Тем временем, Брюггенею удалось собрать 1,5-тысячный отряд, с которым он двинулся из Лемзаля к Риге. Ландмаршал прекрасно понимал, что с такими силами ему с русскими не справиться, но 5 января, в районе замка Кремен дозорные обнаружили 3-тысячную русскую рать под командованием князя Андрея Михайловича Шуйского, которая двигалась вверх по течению по правому берегу реки Аа в направлении замков Кремен и Трейден. Прошлые успехи подействовали на русских расслабляющим образом, и они шли походными порядком, совершенно не ожидая нападения неприятеля. Не было ни боевого охранения, ни одоспешенных воинов, снаряжение которых везли в обозе. Чем и воспользовался Герман фон Брюггеней, поведший своих людей в атаку. Будучи застигнутым врасплох, русское войско не успело ни вооружиться, ни построиться в боевые порядки. Тем не менее, надеясь на своё численное преимущество, русские вначале ещё пытались вести бой с ливонцами. Но бегство с поля боя князя Шуйского, бросившего своих людей на произвол судьбы, окончательно сломало их боевой дух, и не имея возможности сопротивляться, они были разбиты и бежали. Потеряв всего 22 бойца (потери русских оцениваются в 75 убитых и 150 пленных) ливонцы захватили военный обоз, а главное, обрели славу победителей русских. Совершенно незначительная битва была тут же раздута пропагандой до сражения стратегического значения, чему, в немалой степени поспособствовали сами русские. Добравшиеся до основных русских сил беглецы, с целью оправдать своё поражение, преувеличили в своих донесениях численность разбившей их орденской армии в несколько раз. И испугавшись удара крупных сил ливонцев по своему рассредоточенному войску, князь Бельский отдал приказ возвращаться назад.
Вслед за уходящими русскими двинулся и ландмаршал. Не вступая с теми в бой, он шёл за ними до самого Эрлаа, где убедившись в отходе русской армии, прекратил "преследование" и повернул свою армию на север, поскольку расположенные всего лишь в дневном переходе от Вендена, занятые русскими замки Смилтен и Трикатен, по его мнению, представляли намного большую опасность для столицы Ордена, чем более удалённые укрепления юго-восточной части Ливонии.
Первым был осаждён Смилтен, к стенам которого передовые части ливонцев вышли 18 января. Но осада замка первоначально не задалась, русские даже делали успешные вылазки. Но после прибытия к осаждающим подкрепления, спустя почти три недели осады гарнизон, потерявший надежду на помощь своих, капитулировал 5 февраля, выговорив себе право свободного выхода.
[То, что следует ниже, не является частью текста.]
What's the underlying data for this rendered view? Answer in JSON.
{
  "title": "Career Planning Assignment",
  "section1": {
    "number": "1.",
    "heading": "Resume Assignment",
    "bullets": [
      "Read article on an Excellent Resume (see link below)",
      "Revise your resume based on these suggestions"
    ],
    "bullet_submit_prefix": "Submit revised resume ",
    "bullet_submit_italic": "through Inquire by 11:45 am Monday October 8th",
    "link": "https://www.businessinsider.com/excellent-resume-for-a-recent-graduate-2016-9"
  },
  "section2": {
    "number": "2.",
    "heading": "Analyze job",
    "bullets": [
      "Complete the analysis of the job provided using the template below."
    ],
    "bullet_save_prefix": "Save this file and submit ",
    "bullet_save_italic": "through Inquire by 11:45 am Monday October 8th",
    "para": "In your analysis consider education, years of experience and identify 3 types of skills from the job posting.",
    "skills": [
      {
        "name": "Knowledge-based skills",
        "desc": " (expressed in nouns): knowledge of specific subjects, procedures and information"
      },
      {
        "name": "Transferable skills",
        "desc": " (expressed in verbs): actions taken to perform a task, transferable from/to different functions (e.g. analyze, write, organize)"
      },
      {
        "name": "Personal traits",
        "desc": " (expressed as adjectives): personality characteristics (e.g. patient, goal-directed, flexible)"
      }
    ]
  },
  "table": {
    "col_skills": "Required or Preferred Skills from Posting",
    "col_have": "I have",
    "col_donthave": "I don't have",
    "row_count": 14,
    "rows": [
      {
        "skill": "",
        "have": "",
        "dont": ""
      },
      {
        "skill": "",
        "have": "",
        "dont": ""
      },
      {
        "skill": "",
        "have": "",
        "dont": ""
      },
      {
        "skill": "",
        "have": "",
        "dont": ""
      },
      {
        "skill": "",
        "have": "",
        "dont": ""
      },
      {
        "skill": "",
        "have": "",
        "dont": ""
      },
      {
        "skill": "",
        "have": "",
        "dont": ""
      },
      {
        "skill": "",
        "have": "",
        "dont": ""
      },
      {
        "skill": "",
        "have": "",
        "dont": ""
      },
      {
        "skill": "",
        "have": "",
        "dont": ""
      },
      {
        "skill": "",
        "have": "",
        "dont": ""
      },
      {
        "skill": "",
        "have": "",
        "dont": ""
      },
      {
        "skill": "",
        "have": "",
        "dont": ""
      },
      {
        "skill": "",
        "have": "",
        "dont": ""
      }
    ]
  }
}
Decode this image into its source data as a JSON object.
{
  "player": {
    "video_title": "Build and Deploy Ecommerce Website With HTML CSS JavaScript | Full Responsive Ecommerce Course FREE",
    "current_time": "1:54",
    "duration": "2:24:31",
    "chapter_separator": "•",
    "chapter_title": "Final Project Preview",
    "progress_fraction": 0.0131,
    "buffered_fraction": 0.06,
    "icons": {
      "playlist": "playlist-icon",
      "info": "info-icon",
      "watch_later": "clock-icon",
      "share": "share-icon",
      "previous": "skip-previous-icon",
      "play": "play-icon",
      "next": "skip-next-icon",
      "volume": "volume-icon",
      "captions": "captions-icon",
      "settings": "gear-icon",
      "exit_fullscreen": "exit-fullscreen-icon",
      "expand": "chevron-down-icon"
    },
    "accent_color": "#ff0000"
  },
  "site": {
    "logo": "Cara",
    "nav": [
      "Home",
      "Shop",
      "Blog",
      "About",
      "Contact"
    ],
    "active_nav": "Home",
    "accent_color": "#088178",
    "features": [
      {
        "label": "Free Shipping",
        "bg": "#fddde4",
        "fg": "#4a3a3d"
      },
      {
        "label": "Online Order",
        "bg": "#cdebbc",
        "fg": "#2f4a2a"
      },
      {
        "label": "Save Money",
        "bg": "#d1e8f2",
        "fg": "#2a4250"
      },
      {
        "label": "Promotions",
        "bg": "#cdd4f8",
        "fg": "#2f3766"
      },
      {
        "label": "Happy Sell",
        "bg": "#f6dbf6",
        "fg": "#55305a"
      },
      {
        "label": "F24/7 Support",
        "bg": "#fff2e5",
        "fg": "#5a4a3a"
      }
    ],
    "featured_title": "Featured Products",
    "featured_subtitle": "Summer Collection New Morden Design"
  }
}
Не став задерживаться под Смилтеном, уже 7 февраля Брюггеней осадил Трикатен, небольшой гарнизон которого выдержал два штурма, но третий штурм, проведённый 22 февраля, оказался для ливонцев более успешен, завершившись падением крепости. И на этом зимнюю кампанию ландмаршал решил завершить. Зима приближалась к завершению, скоро должна была начаться весенняя распутица, и оставив в возвращённых замках гарнизоны, он отвёл свои основные силы к Вендену.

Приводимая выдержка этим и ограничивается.